Morgan, a professor at Carnegie Mellon, has spent his career investigating climate change and the energy system and understands how difficult it is to account for the many variables that can affect gas and oil prices even 10 years into the future.
Scientists routinely account for uncertainty in their estimates, but often the uncertainty is lost by the time reports and analyses make it to decision makers. There are a variety of reasons for this, Morgan said, among them the idea that precise forecasts make for more persuasive arguments and the belief that people can’t handle uncertainty.
“I start talking about this and, ‘Ah, well, people can’t deal with uncertainty,’” Morgan said. “Well, people don’t get it quite right, but they do basically understand there is uncertainty.”
People regularly manage weather forecasts that are accurate a few days into the future but grow rapidly fuzzy after that. They know about gambling odds and the uncertain predictions of sporting contests, Morgan pointed out.
But when it comes to talking about the future of the energy systems that underlie climate change, government agencies, economists, and computer modelers routinely discount the enormous uncertainty inherent in their predictions.
“My assertion is that decision-makers probably, if presented with probabilistic forecasts, could deal with them,” Morgan said. “So why is it that most government ministries, many government agencies and ministers, many economists, and a wide variety of modelers persist in single-value forecasts?”
Morgan offered a few examples of past forecasting that badly missed the mark, including coal prices on delivery to electric generating plants, which repeatedly predicted a rapid price increase that never materialized; primary U.S. energy production in 2000, predicted between 1960 and 1980, which also missed by a wide margin; and the future cost of U.S. gas and oil prices.

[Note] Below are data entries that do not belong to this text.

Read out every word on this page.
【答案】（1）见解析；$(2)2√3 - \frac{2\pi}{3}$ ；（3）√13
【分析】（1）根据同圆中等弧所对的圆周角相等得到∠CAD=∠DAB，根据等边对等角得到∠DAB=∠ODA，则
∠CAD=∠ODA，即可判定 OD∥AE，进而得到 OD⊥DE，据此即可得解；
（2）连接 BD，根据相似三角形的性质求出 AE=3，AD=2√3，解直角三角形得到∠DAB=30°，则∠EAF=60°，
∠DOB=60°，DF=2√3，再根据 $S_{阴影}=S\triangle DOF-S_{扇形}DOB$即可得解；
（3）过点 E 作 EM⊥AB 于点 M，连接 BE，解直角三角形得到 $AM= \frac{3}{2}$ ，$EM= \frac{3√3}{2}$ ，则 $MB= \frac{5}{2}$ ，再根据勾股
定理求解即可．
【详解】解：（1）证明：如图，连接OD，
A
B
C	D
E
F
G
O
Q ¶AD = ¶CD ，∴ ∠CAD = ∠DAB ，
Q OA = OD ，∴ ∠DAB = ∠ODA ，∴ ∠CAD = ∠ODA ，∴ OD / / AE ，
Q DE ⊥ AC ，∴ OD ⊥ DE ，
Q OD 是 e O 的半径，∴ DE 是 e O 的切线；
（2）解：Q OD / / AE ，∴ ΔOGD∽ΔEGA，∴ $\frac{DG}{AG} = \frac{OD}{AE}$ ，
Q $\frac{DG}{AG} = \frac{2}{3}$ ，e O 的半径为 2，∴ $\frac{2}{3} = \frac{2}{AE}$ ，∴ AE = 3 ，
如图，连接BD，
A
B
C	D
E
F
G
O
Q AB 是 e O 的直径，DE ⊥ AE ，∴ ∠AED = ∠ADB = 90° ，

“Nobody in their right mind can predict U.S. gas and oil prices, plus or minus 50 percent, within 10 years, let alone 50 years, but government agencies, many policy modelers, and economists do it all the time,” Morgan said.

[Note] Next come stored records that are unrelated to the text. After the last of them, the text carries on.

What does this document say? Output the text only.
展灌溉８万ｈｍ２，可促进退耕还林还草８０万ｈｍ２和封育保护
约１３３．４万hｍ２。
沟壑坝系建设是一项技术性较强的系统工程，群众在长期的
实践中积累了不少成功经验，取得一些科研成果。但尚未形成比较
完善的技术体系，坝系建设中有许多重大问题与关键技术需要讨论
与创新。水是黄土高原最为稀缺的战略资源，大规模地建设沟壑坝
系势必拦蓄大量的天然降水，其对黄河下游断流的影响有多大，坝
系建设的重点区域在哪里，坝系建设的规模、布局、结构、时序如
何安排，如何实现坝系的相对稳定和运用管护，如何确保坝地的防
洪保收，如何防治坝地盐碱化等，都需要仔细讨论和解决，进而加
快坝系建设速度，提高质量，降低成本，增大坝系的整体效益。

Morgan spoke Wednesday at Mallinckrodt Laboratory as part of the
Harvard University Center for the Environment’s (HUCE) Future of Energy lecture series. Morgan, the University and Lord Chair Professor of Engineering at Carnegie Mellon and head of its Department of Engineering and Public Policy, was introduced by HUCE Director Daniel Schrag, Sturgis Hooper Professor of Geology and professor of environmental science and engineering.

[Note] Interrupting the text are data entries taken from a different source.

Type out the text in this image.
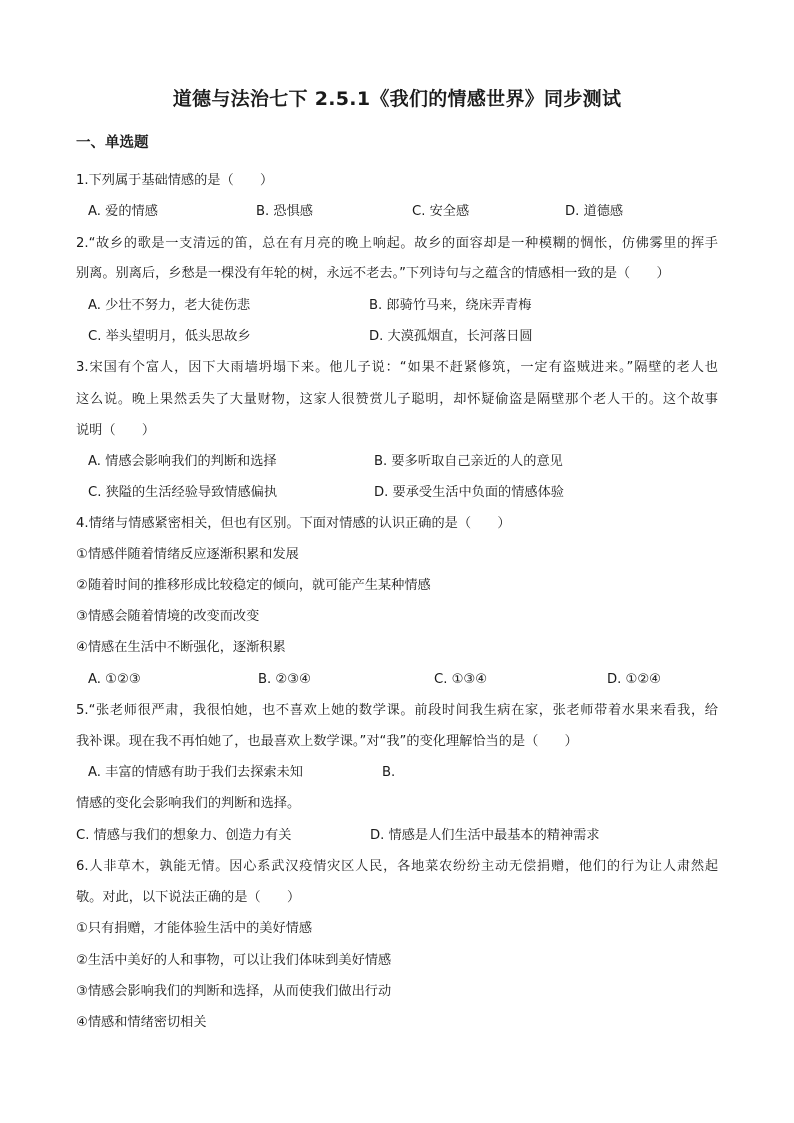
道德与法治七下 2.5.1《我们的情感世界》同步测试
一、单选题
1.下列属于基础情感的是（　　）
A. 爱的情感	B. 恐惧感	C. 安全感	D. 道德感
2.“故乡的歌是一支清远的笛，总在有月亮的晚上响起。故乡的面容却是一种模糊的惆怅，仿佛雾里的挥手
别离。别离后，乡愁是一棵没有年轮的树，永远不老去。”下列诗句与之蕴含的情感相一致的是（　　）
A. 少壮不努力，老大徒伤悲	B. 郎骑竹马来，绕床弄青梅
C. 举头望明月，低头思故乡	D. 大漠孤烟直，长河落日圆
3.宋国有个富人，因下大雨墙坍塌下来。他儿子说：“如果不赶紧修筑，一定有盗贼进来。”隔壁的老人也
这么说。晚上果然丢失了大量财物，这家人很赞赏儿子聪明，却怀疑偷盗是隔壁那个老人干的。这个故事
说明（　　）
A. 情感会影响我们的判断和选择	B. 要多听取自己亲近的人的意见
C. 狭隘的生活经验导致情感偏执	D. 要承受生活中负面的情感体验
4.情绪与情感紧密相关，但也有区别。下面对情感的认识正确的是（　　）
①情感伴随着情绪反应逐渐积累和发展
②随着时间的推移形成比较稳定的倾向，就可能产生某种情感
③情感会随着情境的改变而改变
④情感在生活中不断强化，逐渐积累
A. ①②③	B. ②③④	C. ①③④	D. ①②④
5.“张老师很严肃，我很怕她，也不喜欢上她的数学课。前段时间我生病在家，张老师带着水果来看我，给
我补课。现在我不再怕她了，也最喜欢上数学课。”对“我”的变化理解恰当的是（　　）
A. 丰富的情感有助于我们去探索未知	B.
情感的变化会影响我们的判断和选择。
C. 情感与我们的想象力、创造力有关	D. 情感是人们生活中最基本的精神需求
6.人非草木，孰能无情。因心系武汉疫情灾区人民，各地菜农纷纷主动无偿捐赠，他们的行为让人肃然起
敬。对此，以下说法正确的是（　　）
①只有捐赠，才能体验生活中的美好情感
②生活中美好的人和事物，可以让我们体味到美好情感
③情感会影响我们的判断和选择，从而使我们做出行动
④情感和情绪密切相关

Uncertainty in forecasting, Morgan said, isn’t due to incompetence, but rather the difficulty in predicting which direction many variables will take. A forecast’s accuracy is affected by, among other factors, random physical processes, policymakers, new technology, and the aggregate effects of choices made by many smaller players.
Morgan looked at a variety of possible strategies that modelers could use to incorporate uncertainty, each of which has strengths and weaknesses. Boundary analysis, for example, examines high and low potential values, but they diverge so rapidly over time that they result in forecasts too imprecise to be useful. The use of specific scenarios that outline possible outcomes is potentially useful, but often forecasters do not make a statement about how likely a particular scenario might be. Another possible strategy, he said, is to make models that get progressively simpler over time. This would be counter to the current trend to make models more complex to mirror reality, but would reflect decreasing certainty as one looks further into the future.
Consumer behavior alone can make a big difference in energy consumption, Morgan said, outlining an experiment by colleagues that, in collaboration with a local utility, monitored household energy consumption using smart meters. One group served as a control and the other group received no new technology, educational programs, or admonishments to conserve, just postcards saying they were part of an energy consumption experiment, followed by reminders.
Even though the postcards included no instructions to save energy, consumers altered their behavior and did so, a change that highlighted the importance of understanding behavior when thinking about energy efficiency’s future. The effect vanished when the experiment ended.
“We believe behavior issues on the side of energy consumption are so important that … we recently put together a group of three Ph.D. psychologists in the department called our Energy Behavior Group,” Morgan said.